Exception when using threads

Jackaljkdan commented 6 years ago

I have a problem with using Keras models in threads. I have been able to reproduce the issue in a MWE that I report below. Here and in the real code, I create the networks outside the threads, then inside of them i use a network to make predictions and fitting.

To make it work with as few as 2 threads, I hade to use the workarounds described in: https://github.com/keras-team/keras/issues/5896 and https://github.com/keras-team/keras/issues/6124 (i.e. they amount to using with graph.as_default(): and net._make_train_function())
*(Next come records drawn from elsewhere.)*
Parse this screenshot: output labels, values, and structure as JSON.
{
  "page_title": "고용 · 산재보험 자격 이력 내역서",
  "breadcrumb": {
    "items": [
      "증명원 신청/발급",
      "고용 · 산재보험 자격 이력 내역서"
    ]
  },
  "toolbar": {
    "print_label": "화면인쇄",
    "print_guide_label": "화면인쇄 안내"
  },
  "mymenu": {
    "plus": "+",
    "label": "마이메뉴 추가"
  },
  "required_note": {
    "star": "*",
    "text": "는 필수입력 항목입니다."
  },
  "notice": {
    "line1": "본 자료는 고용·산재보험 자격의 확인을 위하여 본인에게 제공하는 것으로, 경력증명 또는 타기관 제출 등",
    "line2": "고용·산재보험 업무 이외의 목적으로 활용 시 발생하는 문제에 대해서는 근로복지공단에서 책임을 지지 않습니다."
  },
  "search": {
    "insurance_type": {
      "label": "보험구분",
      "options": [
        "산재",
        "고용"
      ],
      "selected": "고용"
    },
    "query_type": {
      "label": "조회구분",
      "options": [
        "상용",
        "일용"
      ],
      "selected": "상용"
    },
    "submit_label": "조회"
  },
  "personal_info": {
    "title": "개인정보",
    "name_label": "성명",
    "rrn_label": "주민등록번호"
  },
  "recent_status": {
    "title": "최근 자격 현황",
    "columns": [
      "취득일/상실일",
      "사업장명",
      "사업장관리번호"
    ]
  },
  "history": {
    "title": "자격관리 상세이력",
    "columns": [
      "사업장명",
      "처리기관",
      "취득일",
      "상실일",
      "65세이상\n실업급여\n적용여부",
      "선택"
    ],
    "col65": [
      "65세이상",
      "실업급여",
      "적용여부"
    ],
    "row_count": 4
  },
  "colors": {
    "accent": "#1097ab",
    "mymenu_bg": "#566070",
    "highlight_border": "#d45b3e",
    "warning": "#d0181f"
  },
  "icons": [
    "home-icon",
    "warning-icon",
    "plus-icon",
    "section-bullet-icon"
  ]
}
The program executes without any problem with 32 threads, however when that number is increased to 64 exceptions are raised (see below).


import threading
import numpy as np
from keras.layers import Input, LSTM
from keras.models import Model

import tensorflow as tf

n_threads = 64

# get reference to graph as per issue #5896
graph = tf.get_default_graph()

def make_rnet():
    inp = Input(batch_shape=(1,1,5))
    out = LSTM(1, stateful=True)(inp)
    return Model(inputs=inp, outputs=out)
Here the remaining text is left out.